L’âge est un facteur de risque à lui seul pour préconiser cet élargissement
Haute Autorité de santé, recommandations sur la vaccination contre les pneumocoques, janvier 2025
Cette logique n’est pas propre au pneumocoque. Elle rejoint les débats récents autour de la vaccination des soignants contre la grippe, où l’enjeu est là aussi de protéger en priorité les publics vulnérables. Les deux vaccins pneumococciques peuvent d’ailleurs être administrés en même temps que les autres vaccins du calendrier, ce qui simplifie le parcours de prévention.

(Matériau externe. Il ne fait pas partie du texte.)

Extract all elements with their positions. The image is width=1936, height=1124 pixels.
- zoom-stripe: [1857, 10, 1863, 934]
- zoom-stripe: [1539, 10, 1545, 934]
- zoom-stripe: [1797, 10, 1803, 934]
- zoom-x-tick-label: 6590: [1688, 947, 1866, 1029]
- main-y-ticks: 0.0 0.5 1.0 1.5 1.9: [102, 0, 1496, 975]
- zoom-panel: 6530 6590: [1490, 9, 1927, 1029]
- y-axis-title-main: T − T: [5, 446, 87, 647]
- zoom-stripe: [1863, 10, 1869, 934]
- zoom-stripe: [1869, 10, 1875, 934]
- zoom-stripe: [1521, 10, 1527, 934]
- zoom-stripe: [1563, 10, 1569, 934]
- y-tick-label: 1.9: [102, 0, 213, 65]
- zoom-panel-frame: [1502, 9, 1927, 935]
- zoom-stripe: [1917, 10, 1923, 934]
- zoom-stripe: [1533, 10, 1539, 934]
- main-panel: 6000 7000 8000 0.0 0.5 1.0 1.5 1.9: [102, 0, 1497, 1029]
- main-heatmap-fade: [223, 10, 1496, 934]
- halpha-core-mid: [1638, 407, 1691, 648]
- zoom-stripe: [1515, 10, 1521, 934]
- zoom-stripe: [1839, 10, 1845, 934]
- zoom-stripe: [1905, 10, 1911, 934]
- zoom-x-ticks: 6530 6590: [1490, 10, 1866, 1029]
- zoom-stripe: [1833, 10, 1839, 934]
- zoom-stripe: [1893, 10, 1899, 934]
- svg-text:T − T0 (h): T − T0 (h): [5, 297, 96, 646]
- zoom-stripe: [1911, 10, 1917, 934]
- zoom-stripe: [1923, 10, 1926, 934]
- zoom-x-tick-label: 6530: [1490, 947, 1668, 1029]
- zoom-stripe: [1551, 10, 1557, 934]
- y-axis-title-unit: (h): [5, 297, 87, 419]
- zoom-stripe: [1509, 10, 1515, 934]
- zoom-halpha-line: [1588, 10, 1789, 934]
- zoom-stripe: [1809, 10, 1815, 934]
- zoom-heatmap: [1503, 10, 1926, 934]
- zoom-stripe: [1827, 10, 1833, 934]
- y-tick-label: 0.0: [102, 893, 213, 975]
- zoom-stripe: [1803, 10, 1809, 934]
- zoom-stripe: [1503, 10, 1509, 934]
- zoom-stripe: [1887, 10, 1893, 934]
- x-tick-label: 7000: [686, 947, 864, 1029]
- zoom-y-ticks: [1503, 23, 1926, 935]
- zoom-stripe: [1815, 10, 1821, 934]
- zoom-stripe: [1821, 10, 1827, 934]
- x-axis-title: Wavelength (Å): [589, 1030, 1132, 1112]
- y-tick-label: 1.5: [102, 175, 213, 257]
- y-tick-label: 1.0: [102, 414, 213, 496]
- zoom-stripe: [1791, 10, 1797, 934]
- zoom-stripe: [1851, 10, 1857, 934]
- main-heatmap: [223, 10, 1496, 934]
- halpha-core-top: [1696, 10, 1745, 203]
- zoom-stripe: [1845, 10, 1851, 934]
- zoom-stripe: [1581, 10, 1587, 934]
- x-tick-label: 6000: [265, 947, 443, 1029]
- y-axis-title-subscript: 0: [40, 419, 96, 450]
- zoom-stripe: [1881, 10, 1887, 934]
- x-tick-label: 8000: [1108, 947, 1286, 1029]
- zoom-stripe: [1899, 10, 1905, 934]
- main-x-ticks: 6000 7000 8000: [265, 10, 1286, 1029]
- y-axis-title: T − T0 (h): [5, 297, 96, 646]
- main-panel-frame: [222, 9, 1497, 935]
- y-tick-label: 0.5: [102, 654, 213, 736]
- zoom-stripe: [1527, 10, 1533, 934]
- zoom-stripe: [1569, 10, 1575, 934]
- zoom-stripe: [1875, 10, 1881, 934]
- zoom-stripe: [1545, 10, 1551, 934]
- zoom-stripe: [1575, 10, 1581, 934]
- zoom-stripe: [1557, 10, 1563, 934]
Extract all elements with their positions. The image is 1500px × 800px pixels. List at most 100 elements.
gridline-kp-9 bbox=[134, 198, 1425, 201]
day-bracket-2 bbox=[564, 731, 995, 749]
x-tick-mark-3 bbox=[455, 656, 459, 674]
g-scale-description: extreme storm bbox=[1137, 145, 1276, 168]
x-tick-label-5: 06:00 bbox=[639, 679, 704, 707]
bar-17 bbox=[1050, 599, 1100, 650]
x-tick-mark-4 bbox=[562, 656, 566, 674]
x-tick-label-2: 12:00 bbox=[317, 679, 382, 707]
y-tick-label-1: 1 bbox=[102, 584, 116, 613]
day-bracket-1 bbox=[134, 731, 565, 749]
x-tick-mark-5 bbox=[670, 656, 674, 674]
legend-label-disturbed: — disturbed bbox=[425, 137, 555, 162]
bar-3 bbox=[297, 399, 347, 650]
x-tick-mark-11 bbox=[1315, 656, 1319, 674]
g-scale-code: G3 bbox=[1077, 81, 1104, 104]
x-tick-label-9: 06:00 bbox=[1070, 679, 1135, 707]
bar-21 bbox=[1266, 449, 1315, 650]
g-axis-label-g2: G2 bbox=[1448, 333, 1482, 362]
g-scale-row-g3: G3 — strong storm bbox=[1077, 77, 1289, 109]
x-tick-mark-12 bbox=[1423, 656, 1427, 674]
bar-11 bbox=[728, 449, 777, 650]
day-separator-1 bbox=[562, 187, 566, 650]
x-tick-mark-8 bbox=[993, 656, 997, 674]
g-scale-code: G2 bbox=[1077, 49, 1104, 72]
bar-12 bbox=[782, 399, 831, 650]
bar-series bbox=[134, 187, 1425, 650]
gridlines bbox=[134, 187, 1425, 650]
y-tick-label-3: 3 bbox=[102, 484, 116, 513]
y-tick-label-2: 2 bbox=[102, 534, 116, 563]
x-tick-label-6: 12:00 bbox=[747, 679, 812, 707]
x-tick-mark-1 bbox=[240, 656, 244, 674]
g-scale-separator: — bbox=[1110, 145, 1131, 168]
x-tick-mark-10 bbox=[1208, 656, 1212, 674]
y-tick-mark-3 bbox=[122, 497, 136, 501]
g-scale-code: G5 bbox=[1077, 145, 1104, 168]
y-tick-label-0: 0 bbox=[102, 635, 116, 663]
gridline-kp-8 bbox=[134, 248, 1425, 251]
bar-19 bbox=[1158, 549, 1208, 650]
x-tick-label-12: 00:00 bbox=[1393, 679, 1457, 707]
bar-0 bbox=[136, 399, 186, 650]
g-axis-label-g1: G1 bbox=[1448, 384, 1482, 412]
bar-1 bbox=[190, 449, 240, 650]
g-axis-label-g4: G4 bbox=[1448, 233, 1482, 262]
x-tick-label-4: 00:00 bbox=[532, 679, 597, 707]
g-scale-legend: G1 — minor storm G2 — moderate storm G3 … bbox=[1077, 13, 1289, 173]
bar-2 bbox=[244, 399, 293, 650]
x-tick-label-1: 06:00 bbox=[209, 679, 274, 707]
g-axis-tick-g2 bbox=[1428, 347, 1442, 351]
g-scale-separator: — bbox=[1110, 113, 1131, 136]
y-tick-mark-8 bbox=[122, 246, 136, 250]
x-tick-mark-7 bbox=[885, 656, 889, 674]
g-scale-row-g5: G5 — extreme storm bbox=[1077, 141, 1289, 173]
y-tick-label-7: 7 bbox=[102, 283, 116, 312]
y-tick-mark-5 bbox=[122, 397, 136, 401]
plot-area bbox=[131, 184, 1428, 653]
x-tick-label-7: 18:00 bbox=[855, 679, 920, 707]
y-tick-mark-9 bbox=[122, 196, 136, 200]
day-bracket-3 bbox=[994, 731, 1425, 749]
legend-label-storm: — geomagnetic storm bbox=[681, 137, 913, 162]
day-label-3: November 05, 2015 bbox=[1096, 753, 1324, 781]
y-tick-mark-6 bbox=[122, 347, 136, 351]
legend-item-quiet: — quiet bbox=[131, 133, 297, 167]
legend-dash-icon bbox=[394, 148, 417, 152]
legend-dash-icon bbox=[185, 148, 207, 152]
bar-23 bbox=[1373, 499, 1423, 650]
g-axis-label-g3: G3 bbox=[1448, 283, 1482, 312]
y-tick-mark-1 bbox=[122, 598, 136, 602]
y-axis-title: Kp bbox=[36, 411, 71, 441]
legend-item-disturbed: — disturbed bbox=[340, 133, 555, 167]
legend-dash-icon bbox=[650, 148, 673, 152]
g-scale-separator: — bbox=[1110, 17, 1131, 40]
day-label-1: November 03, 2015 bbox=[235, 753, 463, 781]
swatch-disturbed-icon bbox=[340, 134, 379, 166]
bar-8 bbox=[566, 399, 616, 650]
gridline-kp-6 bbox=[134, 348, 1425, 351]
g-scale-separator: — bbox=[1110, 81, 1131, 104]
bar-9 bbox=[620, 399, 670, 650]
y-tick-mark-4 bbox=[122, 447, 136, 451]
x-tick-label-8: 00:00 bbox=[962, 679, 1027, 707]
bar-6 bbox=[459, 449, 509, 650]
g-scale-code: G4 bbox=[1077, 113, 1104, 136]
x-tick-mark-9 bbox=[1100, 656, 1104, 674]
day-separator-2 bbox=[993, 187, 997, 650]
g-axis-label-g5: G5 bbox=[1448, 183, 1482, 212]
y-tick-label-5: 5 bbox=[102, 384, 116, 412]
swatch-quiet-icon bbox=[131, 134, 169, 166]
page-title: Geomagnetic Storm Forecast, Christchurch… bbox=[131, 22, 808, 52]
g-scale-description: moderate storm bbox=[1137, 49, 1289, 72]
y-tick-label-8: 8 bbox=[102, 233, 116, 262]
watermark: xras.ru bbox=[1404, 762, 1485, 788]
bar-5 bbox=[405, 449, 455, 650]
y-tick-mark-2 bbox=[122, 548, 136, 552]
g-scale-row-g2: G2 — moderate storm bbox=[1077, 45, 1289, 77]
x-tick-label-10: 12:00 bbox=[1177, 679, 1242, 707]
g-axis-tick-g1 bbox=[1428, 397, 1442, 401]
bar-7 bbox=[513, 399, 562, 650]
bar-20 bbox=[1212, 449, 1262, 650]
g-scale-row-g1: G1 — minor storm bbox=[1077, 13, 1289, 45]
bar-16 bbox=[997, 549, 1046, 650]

Un bénéfice qui dépend surtout de la couverture vaccinale
Aussi performants soient-ils, ces vaccins ne protègent que les personnes qui les reçoivent. Or la couverture reste faible : en avril 2025, Santé publique France estimait qu’à peine 18,9 % des personnes concernées avaient reçu au moins une dose de vaccin conjugué, et 16,7 % le schéma complet. L’écart entre la protection théorique et la réalité du terrain demeure considérable.
Ce décalage interroge autant qu’il éclaire. Une stratégie vaccinale, aussi bien pensée soit-elle, ne vaut que si elle est comprise et suivie. Face à un calendrier qui évolue vite, il devient difficile de savoir précisément où l’on se situe : le vaccin reçu il y a deux ans reste-t-il valable, faut-il attendre, faut-il en changer ? Sur ces questions de dosage et de rappel selon les générations, l’avis d’un médecin ou d’un pharmacien reste le repère le plus fiable pour trancher au cas par cas.
Le pneumocoque n’a rien d’une menace nouvelle, mais la façon de s’en prémunir, elle, continue de s’affiner. Reste à voir si cette montée en précision scientifique parviendra à combler le vrai maillon faible de la prévention : le passage effectif chez le vaccinateur.